ARRE Foundation announces $545,000 investment in research for ASXL-related disorders
The ARRE Foundation is thrilled to announce a commitment of $545,000 in research for ASXL-related disorders, which include Bohring-Opitz Syndrome (ASXL1), Shashi-Pena Syndrome (ASXL2), and Bainbridge-Ropers Syndrome (ASXL3). The research investments announced today bring the ARRE Foundation’s total investment in ASXL research to $1.3 million since the organization was founded by ASXL parents in 2018.
“This investment in research is possible because of the generosity and tenacity of the ASXL family community who continue to fundraise and bring new donors into the ARRE Foundation’s work,” said Amanda Johnson, ARRE Foundation Executive Director.
“We are also incredibly fortunate as a rare disease community to have passionate and dedicated clinical and scientific champions who are willing to work together to build this research infrastructure,” Amanda added. “We are thrilled to support this impactful work, driven by the dedication of ASXL families and strengthened by collaborations with research partners, all aimed at improving care and discovering treatments for families living with ASXL-related disorders.”

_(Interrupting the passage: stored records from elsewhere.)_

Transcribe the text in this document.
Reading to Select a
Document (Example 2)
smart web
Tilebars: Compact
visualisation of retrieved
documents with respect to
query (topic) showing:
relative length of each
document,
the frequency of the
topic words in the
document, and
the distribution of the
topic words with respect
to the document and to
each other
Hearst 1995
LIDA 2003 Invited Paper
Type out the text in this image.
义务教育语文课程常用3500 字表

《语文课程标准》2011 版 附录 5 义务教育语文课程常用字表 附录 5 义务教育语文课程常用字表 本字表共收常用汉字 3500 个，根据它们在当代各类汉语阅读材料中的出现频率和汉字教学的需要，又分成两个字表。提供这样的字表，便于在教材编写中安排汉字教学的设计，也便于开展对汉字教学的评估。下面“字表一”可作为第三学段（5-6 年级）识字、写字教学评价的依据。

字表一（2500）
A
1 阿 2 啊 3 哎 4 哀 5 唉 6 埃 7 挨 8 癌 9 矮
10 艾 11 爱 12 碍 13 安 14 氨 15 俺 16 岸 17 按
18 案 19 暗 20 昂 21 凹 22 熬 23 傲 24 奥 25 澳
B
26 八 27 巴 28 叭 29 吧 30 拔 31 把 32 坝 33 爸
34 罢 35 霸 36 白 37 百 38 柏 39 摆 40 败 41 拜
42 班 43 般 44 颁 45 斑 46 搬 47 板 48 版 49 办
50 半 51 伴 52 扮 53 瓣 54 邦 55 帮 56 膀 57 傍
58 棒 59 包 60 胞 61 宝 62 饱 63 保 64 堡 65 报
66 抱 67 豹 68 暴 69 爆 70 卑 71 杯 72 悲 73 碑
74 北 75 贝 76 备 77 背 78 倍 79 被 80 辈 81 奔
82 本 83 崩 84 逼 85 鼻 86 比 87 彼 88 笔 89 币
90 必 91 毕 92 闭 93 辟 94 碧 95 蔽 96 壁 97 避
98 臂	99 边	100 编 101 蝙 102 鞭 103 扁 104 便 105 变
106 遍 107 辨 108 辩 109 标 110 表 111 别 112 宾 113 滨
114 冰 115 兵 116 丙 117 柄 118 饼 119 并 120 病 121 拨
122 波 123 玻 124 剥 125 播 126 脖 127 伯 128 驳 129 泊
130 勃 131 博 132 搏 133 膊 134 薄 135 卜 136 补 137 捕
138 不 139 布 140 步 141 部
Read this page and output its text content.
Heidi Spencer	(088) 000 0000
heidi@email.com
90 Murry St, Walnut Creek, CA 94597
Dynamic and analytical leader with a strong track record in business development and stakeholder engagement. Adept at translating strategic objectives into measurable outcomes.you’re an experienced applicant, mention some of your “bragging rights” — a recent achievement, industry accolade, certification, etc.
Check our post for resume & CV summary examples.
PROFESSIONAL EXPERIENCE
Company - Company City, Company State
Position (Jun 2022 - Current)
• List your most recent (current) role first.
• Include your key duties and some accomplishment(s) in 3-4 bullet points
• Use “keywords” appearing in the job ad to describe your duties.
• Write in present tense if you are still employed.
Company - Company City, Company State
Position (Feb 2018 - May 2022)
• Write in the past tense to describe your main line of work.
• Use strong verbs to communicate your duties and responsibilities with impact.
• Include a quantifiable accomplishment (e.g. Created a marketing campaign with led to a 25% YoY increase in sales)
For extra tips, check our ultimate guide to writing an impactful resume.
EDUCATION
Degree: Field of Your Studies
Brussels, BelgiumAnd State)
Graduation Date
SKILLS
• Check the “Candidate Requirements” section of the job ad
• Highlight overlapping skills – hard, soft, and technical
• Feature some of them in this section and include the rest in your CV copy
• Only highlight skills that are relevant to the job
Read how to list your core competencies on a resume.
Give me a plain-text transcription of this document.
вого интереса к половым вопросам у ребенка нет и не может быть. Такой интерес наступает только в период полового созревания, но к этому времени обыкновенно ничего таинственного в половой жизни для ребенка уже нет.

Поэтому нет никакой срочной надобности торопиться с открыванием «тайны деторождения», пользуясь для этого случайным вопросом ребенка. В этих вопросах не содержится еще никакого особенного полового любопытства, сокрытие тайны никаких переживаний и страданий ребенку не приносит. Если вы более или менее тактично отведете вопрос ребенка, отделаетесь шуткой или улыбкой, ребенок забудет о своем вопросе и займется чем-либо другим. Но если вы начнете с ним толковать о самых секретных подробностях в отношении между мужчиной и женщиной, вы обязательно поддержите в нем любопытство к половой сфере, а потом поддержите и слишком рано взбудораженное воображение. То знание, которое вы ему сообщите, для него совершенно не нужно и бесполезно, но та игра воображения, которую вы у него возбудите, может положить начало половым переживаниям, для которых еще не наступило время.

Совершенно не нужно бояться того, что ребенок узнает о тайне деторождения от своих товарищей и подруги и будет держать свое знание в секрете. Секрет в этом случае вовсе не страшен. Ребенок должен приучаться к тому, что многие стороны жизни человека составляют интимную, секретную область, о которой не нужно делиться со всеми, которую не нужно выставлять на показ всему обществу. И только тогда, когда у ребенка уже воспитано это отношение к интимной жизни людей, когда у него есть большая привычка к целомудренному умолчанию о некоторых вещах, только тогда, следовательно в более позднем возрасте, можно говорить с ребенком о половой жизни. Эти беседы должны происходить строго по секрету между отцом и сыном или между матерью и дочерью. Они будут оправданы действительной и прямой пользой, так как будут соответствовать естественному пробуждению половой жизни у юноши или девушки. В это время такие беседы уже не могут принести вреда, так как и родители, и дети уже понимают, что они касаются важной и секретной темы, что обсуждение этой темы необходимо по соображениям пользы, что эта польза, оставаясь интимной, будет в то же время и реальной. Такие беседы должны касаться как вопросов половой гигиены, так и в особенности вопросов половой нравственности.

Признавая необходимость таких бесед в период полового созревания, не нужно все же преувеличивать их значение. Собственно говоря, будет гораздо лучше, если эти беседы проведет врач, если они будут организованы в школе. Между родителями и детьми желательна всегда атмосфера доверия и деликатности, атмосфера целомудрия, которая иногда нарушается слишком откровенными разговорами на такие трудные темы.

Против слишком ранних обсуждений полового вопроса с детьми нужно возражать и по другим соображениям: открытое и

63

The Board of Directors, which is comprised of ASXL parents, approved these upcoming research investments in support of the ARRE Foundation’s research strategy including:
1) Building the formal body of clinical knowledge of ASXL-related disorders in support of improving patient care and preparing future clinical trials
$60,000 to support the continued operations and expansion of the ASXL-Related Disorders Natural History Study and ASXL Biobank; this is part of a new three-year research award totaling $180,000 to support the flagship ASXL clinical study
$75,000 to support a collaborative, multi-center clinical study focused on the collection of clinical data that is meaningful to ASXL families; this is part of a new two-year research award totaling $150,000
$20,000 in clinical pilot studies to bring new clinical research interest into the ASXL community while incentivizing use of the ASXL-Related Disorders Natural History Study and ASXL Biobank
2) Advancing the understanding of how the ASXL genes work in support of finding therapeutic pathways and potential treatments
$300,000 in research grants focused on basic and translational science for scientists to better understand the biology of ASXL-related disorders and look for ways to treat them
$90,000 investment in a drug screening program that will test FDA-approved drugs in fruit flies that model ASXL-related disorders; the goal of this study is to identify existing drugs that could potentially treat the symptoms of ASXL-related disorders
“While there are still many unanswered questions for families like mine, today’s announcement is another significant step forward in further supporting research that will bring more answers to ASXL families and their doctors,” said Laura Badmaev, founder of the ARRE Foundation, chair of the Board of Directors, and mom to Alex who has Bohring-Opitz Syndrome (ASXL1). “I am so proud of what we continue to accomplish as a community.”